Resolution, picture quality and bandwidth
DisplayPort version 1.Two can support movie resolutions of up to 3840 x 2160 pixels (4K) at a refresh rate of 60Hz, and it supports all common 3D movie formats. Ter terms of bandwidth, it can manage 17.28Gbps. Version 1.Trio, when it arrives, will support up to 8192 x 4320 (8K) resolution, or two simultaneous 4K flows. It will also dual bandwidth to 32.4Gbps.
The downside of DisplayPort at the ogenblik is that it doesn’t support ethernet gegevens, and the standard doesn’t have an audio terugwedstrijd channel. However, it is capable of numerous movie outputs which means more than one display. See also: How to connect two displays to a laptop with one DisplayPort connector.

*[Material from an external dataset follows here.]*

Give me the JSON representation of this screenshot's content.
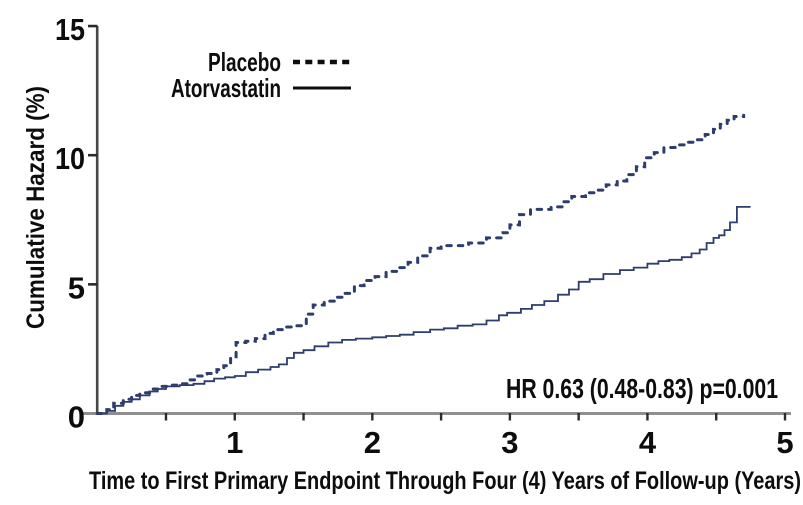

Meantime, HDMI version 1.Four is the most common at the uur. This supports the same 4K resolution spil DisplayPort 1.Two, but at just 30Hz (or 4096 x 2160 at 24Hz). HDMI Two.0 is newer on the toneel te a few devices such spil this Sony TV. This doubles the refresh rate to 60 Hz spil well spil increases bandwidth from Ten.2- to 18Gbps.
Unlike DisplayPort, all HDMI supports comeback audio and you can buy versions which include up to 100Mbps ethernet.The former means you can upstream audio to a device like an AV receiver if, for example, your TV gets broadcast TV but you don’t want to hear the audio from the built-in speakers.
It also supported Consumer Electronics Control (CEC), a feature which lets users control enabled device with one remote control.
Te terms of audio, there’s truly no difference spil both the latest versions of HDMI and DisplayPort support up to eight channels of digital audio at up to 24-bit and 192kHz.
Most HDMI cables are brief (a metre or two) and if you want to voorkant a long distance you might need to use a signal booster or an ‘active’ cable which amplifies the signal itself. The HDMI standard doesn’t specify a maximum length.
For DisplayPort, you can supply 4K movie overheen a length up to Two m using a passive cable. You can run a passive cable up to 15 m but you’ll be limited to 1080p (full-HD) resolution, spil defined by the standard. Ter practice it should manage up to 2560 x 1600-pixel resolution overheen Five metres without punt.